Guest Column: The End of Judicial Elections?
The U.S. Supreme Court has ruled that prohibitions on corporate-funded mass media in federal elections are unconstitutional. This ruling will almost certainly apply to like efforts by labor unions and lawyers and to the election of judges in 39 states. Whether we know it yet or not, the Supreme Court’s decision in Citizens United v. FEC, will come to be seen as the third horseman of the apocalypse for lawyers, judges, and those who favor the direct election of state judges.
Standing alone, Citizens United does not necessarily condemn state judicial elections, but it hardly stands alone. In 2002, the Supreme Court decided Republican Party v. White, which, like a first horseman, heralded the beginning of the end of state judicial elections. There, the Court found that judicial candidates enjoyed the same free speech rights as other office seekers, meaning that special ethical prohibitions on how they campaign have fallen. States can no longer stop judges from aligning with political parties, declaring their “position” on a policy issue, or directly soliciting campaign contributions from the lawyers or litigants who appear before them.
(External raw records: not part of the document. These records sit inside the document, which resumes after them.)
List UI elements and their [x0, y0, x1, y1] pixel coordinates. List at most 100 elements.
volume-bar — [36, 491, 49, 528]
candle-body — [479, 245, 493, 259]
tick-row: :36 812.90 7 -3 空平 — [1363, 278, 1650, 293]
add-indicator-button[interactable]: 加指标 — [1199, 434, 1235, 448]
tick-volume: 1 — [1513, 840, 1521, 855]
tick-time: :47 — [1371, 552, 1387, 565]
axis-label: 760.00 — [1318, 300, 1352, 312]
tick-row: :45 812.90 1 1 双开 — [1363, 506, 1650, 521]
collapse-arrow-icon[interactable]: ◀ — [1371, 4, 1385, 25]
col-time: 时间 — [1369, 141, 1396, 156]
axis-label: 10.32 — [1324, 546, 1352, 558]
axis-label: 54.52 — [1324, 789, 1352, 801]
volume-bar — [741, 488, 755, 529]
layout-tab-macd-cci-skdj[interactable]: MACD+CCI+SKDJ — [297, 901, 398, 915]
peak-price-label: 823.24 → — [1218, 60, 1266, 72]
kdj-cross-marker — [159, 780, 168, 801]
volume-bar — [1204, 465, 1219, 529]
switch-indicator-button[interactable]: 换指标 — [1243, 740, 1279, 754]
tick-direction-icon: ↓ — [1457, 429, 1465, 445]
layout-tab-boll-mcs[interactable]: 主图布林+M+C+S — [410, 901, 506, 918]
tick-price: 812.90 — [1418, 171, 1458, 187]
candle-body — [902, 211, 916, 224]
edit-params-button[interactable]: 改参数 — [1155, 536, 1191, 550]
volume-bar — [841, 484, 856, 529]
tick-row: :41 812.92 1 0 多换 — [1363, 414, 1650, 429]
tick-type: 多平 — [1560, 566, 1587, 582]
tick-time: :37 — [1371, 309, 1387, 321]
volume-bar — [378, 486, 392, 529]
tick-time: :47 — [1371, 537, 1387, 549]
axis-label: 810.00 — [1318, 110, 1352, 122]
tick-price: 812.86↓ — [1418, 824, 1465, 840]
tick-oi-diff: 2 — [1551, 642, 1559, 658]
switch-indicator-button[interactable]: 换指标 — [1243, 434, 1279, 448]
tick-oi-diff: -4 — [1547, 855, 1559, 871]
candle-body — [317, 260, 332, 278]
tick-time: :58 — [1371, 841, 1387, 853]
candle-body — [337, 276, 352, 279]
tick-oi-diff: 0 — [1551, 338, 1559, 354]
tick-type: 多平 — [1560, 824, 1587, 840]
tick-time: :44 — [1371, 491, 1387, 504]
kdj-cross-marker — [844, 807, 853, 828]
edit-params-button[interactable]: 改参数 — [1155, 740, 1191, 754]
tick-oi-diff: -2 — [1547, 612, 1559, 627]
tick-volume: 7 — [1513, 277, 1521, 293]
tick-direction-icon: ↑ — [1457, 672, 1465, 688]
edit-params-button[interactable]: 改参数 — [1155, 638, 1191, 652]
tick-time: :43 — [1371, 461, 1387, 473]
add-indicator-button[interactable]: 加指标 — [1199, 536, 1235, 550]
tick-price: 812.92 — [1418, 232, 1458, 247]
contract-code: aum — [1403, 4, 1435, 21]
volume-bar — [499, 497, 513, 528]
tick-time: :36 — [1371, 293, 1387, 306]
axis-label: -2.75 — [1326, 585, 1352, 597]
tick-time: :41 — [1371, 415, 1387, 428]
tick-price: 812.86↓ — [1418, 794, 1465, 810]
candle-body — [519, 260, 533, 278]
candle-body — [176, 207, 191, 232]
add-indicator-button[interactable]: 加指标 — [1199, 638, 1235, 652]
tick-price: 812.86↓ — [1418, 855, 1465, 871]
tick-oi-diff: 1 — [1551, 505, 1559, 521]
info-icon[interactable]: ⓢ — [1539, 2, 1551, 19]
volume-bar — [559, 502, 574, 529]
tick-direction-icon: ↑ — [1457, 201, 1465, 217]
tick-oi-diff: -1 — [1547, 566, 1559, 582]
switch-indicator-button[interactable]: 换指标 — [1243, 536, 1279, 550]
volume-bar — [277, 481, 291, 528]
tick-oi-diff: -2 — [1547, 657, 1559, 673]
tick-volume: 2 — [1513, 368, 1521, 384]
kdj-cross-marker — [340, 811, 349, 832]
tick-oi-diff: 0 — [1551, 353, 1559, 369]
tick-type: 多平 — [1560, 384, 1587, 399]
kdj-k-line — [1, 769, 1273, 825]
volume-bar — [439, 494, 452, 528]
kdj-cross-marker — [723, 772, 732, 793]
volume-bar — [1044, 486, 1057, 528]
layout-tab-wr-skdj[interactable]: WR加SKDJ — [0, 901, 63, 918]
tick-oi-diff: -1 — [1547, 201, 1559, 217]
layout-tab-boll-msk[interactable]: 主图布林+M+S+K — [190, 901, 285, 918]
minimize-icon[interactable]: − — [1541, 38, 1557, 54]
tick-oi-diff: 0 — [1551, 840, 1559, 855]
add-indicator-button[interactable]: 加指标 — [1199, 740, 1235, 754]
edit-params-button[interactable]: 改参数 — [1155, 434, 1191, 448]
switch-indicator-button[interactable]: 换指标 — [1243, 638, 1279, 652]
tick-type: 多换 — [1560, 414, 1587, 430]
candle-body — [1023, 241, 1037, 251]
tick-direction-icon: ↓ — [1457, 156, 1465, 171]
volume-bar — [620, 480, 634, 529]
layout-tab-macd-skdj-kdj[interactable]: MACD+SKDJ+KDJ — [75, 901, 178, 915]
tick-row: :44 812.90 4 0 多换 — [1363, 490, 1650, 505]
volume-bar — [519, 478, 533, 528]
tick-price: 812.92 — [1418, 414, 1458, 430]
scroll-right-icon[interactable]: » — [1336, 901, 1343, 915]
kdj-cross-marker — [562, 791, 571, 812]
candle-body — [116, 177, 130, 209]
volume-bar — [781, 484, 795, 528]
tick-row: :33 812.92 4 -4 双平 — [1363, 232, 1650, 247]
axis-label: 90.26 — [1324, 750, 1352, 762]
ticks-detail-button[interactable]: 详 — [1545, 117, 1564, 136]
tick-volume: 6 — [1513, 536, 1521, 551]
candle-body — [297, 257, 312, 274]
In casting the deciding fifth vote in White, Justice O’Connor expressed her strong disfavor of the direct election of judges, but noted that states choosing elections have to live with consequences of that choice. Those consequences are getting more severe with each new Supreme Court decision.
The White decision was hardly surprising. The Supreme Court had rejected the argument that the administration of justice is somehow sacrosanct when it struck down rules banning lawyer advertising in 1977. But the ensuing onslaught of lawyer advertising on the sides of buses and telephone directories has done little to inspire public confidence in the organized bar or the legal process. Trash-talking judicial advertisements on TV and radio will yield the same caustic effect for the state judiciary and, by extension, state governments.
After White, a case like the 2009 Caperton v. Massey debacle (our second horseman) was inevitable. In Caperton, a coal company faced a $50 million fraud judgment in West Virginia. Acting in accord with the state’s election rules and human nature, the company’s CEO poured $3 million to the campaign of a candidate. When that candidate was elected Justice and sided with the coal company, the U.S. Supreme Court granted the case and ultimately decided that the federal Due Process Clause prevents a judge from sitting when a person with a personal stake in the case had “a significant and disproportionate influence” in placing the judge on the bench.
No Texas case has yet attempted to resolve the implications of White or Caperton for the state’s judicial elections. Texas law limits the amount that any individual or political action committee can contribute to $5,000 per election with $30,000 cumulative per law firm and its lawyers and, at the moment at least, bars direct corporate giving. Still, the money necessary to run an effective campaign has risen dramatically and the campaigns had already taken on a bruising quality before the Supreme Court decided that corporations, trial lawyers and unions enjoy a constitutional right to run their own TV and radio advertisements. Meanwhile, Texas is now home to more Fortune 500 companies than any other state, and demographic change and increasing unionization efforts will make future judicial elections ground zero for the resulting conflicts to play themselves out.
The fourth horseman will be a case currently pending or soon to be filed in a Texas state court somewhere. The outcome will have huge consequences for one or both sides, as they often do. But this time one side will find $5,000 too little support for a favorable judge or candidate. Why just try to buy a judge, when you can destroy his opponent with an onslaught of direct TV ad buys? And if one faction is doing it, won’t the others be forced to respond in kind?
This time, when the survivor of this election takes the bench with the support of some corporate litigant or wealthy trial lawyer, it won’t just look like someone bought a judge or a favorable decision, it will look like it in primetime and in full public view. Pulling the judiciary out of that ditch may be impossible, or at least take generations. Meanwhile, the voters are likely to assume that the whole government is rife with corruption or at least that the other departments are incompetent to devise a way to save the judiciary. They won’t know or care what the Supreme Court held in White or Caperton, or Citzens United. They’ll just lose confidence in the rule of law and their government.
These recent Supreme Court decisions spell doom for judicial elections. We should recognize it now and move to some form of merit-based selection for our judiciary while there is still some hope of retaining the public’s confidence in what the founders designed to be the non-political branch of government.
Attorney David Schenck, a self-described "active Republican," is a partner in the Issues & Appeals section at Jones Day in Dallas.